The high endorsement we observed across many of the quality metrics used in this study (e.g. 90% representativeness, 90% significance) indicates a need for quality assessment tools that can better distinguish high- from low-quality studies in preference contexts. That only 14% of studies included an appropriate assessment of how study respondents compared to non-respondents is a significant concern to the external validity of these studies. Though the PREFS checklist is a critical appraisal tool for use in the evaluation of stated-preference surveys [22], going into this review we were aware of existing shortcomings of the checklist. These shortcomings include a lack of discrimination across studies and the absence of important quality criteria that have been refined by the US Food and Drug Administration, including patient centeredness and heterogeneity [125]. Adding the NOS measures strengthened the quality appraisal by allowing for the addition of domains such as sample size justification and representativeness of the sample. However, other important criteria are still missing from preference quality appraisal tools, such as reporting on potential scale differences between samples, patient centricity and relevance of the preference-elicitation questions, and rigor of the instrument development processes.

4.3.1 Limitations

This review has limitations. There is not a definitive list of quantitative preference elicitation methods and we would expect variation in the return of results based on the methods we included. For instance, ranking and rating methods were omitted here as they were not explicitly included in Soekhai and colleagues’ list [17]. However, rating and ranking are included in other prominent lists for preferences, including the Medical Device Innovation Consortium Appendix on preference methods [126]. Including those methods would have likely included more articles, and perhaps a wider variety of HIV prevention methods. Given this review’s focus on quantitative preference elicitation methods, qualitative studies that examined HIV prevention preferences were excluded. Such studies nevertheless provide valuable information about users’ preferences and a more in-depth understanding of facilitators and barriers to product use but were beyond the scope of this review. This review also only included peer-reviewed literature. Thus, we may have missed studies that were programmatically focused and only in the gray literature, and may have a publication bias. The quality review of this study used the pre-exiting NOS for cross-sectional studies, adapting it for relevance to preference studies. However, this adaptation has not been validated and warrants further exploration of its usefulness.

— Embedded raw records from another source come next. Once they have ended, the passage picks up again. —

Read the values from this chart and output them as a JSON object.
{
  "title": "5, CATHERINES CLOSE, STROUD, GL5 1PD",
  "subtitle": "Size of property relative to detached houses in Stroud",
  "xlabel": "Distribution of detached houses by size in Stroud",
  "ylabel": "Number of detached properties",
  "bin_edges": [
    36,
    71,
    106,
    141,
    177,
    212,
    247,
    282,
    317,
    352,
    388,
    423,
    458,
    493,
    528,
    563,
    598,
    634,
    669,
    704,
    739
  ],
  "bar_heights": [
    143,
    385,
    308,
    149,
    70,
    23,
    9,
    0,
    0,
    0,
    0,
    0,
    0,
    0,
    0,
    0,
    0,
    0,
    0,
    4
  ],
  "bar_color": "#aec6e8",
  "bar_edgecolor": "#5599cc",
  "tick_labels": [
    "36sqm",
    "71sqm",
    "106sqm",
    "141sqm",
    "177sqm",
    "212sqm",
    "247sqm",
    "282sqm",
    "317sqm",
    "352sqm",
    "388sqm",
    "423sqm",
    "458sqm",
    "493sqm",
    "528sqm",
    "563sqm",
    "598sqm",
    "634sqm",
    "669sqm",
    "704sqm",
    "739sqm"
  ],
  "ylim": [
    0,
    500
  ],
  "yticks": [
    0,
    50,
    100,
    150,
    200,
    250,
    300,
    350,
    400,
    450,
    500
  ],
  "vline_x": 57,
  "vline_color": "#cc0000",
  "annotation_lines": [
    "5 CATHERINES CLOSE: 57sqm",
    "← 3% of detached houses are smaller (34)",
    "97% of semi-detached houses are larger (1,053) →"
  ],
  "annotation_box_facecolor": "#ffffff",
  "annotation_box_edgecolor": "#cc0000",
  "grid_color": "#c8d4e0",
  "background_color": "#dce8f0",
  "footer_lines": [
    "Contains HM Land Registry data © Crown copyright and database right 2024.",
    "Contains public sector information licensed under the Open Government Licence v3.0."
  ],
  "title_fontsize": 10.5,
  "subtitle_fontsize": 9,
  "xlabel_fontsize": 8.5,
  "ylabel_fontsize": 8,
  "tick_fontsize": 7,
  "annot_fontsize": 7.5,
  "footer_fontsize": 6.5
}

This review summarizes the quantitative preference elicitation methods, attribute identification approaches, and statistical analyses used to measure preferences for HIV prevention technologies globally. While this literature illuminates preferences and may guide product development and adaptation of services, the extent to which such preference studies impact actual services and products is not well known and is an area for future research. Additionally, future work should continue to develop more rigorous quality assessment tools for use in reporting on stated-preference studies.

5 Conclusions

Human immunodeficiency virus prevention options continue to expand to offer a “menu” of biomedical options that can better meet the needs of disparate communities. However, these technologies only work if people at risk for HIV utilize them during periods of risk; and we know from low levels of condom use that simply because a method works, does not mean people will use it. Patient-centered preference elicitation methods can gather information about product and service characteristics that may then be used to influence uptake of HIV prevention methods. This review synthesizes extant literature on these topics and can provide practictioners with important information about preferences that may be used to improve prevention products and services. These methods, packaged together in combination prevention interventions [3] that are tailored to different community needs, will ultimately reduce HIV incidence.